Analysis

PureTech Health's deupirfenidone (LYT-100) has demonstrated compelling efficacy and durability in its Phase 2b ELEVATE IPF trial for idiopathic pulmonary fibrosis (IPF). The 825 mg TID dose achieved a statistically significant 80.9% reduction in lung function decline, as measured by Forced Vital Capacity (FVC), versus placebo at 26 weeks (-21.5 mL vs. -112.5 mL, p=0.02), an effect approximately 50% greater than that observed for pirfenidone 801 mg TID (54.1% reduction) in the same trial. Preliminary open-label extension data support this durability, with a -32.8 mL FVC decline over 52 weeks for the deupirfenidone 825 mg TID arm, a rate similar to the expected natural decline in healthy older adults.
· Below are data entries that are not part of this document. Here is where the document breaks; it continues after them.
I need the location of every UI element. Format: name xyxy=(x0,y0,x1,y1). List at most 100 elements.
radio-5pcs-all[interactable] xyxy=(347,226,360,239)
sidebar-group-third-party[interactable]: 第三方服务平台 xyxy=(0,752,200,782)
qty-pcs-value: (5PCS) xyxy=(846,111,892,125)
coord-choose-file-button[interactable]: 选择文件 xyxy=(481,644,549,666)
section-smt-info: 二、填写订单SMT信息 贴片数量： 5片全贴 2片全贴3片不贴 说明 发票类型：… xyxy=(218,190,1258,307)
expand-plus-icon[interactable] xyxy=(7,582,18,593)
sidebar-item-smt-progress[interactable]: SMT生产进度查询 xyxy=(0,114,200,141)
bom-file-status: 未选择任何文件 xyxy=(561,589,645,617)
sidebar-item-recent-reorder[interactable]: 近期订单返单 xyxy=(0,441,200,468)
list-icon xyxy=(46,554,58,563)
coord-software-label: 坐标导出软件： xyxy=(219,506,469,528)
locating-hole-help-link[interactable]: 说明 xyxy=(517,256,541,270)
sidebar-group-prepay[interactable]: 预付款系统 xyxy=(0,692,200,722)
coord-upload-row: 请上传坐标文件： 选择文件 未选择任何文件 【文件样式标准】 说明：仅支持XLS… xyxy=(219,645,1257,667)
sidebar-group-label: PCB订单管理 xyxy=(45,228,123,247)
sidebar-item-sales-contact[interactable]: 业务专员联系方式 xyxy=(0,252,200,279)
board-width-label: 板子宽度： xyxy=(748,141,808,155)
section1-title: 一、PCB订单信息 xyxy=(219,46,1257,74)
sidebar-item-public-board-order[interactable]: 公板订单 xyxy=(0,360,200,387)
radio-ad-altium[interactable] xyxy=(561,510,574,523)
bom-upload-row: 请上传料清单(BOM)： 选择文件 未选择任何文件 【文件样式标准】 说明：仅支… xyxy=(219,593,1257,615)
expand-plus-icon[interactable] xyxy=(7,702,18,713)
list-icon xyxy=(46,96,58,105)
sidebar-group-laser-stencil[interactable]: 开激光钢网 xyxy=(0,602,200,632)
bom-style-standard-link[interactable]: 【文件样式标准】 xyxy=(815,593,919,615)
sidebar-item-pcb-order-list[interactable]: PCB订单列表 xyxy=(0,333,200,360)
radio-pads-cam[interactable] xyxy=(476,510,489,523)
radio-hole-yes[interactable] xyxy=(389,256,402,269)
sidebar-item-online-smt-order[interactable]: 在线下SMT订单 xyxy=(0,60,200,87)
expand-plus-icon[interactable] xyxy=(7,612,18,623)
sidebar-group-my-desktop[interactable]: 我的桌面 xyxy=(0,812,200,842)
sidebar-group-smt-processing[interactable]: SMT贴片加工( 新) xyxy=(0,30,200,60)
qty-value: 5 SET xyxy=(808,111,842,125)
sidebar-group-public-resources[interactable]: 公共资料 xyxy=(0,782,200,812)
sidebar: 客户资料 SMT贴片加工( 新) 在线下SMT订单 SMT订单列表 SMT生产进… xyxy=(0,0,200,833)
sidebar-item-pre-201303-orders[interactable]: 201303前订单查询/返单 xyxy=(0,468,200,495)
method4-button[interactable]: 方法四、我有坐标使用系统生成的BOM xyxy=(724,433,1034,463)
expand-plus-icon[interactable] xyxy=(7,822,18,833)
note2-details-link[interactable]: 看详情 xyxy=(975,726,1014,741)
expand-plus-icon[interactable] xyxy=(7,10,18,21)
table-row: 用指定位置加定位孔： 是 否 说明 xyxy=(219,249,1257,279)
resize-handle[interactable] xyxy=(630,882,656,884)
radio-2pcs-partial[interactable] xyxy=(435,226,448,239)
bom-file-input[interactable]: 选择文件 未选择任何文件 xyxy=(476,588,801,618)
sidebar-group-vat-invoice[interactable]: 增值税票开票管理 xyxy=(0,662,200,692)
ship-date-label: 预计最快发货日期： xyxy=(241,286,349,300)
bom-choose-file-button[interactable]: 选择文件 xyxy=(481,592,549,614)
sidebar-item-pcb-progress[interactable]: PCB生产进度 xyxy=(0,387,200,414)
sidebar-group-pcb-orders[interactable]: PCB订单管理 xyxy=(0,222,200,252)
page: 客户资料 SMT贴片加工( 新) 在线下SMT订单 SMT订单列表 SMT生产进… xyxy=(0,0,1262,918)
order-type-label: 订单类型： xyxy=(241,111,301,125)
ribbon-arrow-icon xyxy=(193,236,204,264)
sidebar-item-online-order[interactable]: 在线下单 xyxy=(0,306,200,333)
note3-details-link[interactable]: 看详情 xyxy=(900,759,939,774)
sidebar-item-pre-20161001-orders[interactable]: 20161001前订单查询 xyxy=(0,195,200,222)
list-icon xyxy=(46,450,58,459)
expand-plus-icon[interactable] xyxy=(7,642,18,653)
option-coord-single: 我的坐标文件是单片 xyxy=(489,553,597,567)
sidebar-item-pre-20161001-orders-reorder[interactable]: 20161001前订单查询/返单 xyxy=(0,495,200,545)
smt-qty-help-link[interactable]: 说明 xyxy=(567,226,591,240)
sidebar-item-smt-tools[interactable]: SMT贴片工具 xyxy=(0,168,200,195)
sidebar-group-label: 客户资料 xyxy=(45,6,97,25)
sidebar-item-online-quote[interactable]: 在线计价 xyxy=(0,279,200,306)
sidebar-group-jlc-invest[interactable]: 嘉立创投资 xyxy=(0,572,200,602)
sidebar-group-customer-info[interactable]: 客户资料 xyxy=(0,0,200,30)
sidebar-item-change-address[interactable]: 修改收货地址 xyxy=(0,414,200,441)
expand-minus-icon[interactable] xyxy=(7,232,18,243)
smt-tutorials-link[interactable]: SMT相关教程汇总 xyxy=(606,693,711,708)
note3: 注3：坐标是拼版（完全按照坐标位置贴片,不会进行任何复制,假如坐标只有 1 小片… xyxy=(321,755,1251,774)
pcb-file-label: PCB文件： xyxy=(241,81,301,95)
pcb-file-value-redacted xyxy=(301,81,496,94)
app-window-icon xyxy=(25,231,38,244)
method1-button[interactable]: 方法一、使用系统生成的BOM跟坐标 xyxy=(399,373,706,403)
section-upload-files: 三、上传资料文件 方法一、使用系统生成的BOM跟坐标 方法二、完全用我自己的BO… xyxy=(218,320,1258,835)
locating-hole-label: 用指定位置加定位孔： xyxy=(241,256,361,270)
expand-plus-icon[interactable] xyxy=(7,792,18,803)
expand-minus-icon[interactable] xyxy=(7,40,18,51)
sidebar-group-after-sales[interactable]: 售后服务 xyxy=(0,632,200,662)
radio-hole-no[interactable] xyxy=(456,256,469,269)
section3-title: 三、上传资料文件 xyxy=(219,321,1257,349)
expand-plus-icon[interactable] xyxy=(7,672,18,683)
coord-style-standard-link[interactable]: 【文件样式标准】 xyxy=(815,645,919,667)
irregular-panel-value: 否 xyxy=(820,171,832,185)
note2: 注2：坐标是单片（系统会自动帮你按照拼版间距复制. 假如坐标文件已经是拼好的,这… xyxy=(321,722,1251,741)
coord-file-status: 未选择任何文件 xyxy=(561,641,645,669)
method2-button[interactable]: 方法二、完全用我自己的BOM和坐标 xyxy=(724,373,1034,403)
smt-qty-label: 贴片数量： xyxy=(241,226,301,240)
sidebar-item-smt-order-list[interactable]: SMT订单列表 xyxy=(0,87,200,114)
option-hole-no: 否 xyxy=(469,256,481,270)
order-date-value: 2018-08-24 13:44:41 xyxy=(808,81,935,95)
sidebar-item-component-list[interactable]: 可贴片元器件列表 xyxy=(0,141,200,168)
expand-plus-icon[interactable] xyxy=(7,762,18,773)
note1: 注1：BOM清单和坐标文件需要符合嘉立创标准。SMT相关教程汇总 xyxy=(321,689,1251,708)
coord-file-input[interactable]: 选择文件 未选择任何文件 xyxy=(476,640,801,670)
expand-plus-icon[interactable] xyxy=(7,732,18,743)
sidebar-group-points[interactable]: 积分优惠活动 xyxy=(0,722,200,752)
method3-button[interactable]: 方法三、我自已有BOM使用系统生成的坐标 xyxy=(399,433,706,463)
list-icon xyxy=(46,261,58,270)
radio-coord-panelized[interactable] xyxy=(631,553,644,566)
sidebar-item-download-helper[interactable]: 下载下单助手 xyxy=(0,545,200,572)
Furthermore, deupirfenidone demonstrated a statistically significant benefit in delaying time to IPF progression compared to placebo (hazard ratio = 0.439; p=0.0023). The drug exhibited a favorable tolerability profile, particularly when considering pharmacokinetic data showing approximately 50% increased drug exposure compared to pirfenidone 801 mg TID without a corresponding increase in tolerability issues, suggesting its deuterated structure may overcome dose-limiting adverse events associated with pirfenidone. PureTech plans to meet with the FDA by the end of Q3 2025, with the objective of initiating a Phase 3 trial by year-end 2025, positioning deupirfenidone as a potentially differentiated treatment option that could elevate the standard of care in a market with significant unmet need due to the progressive and fatal nature of IPF.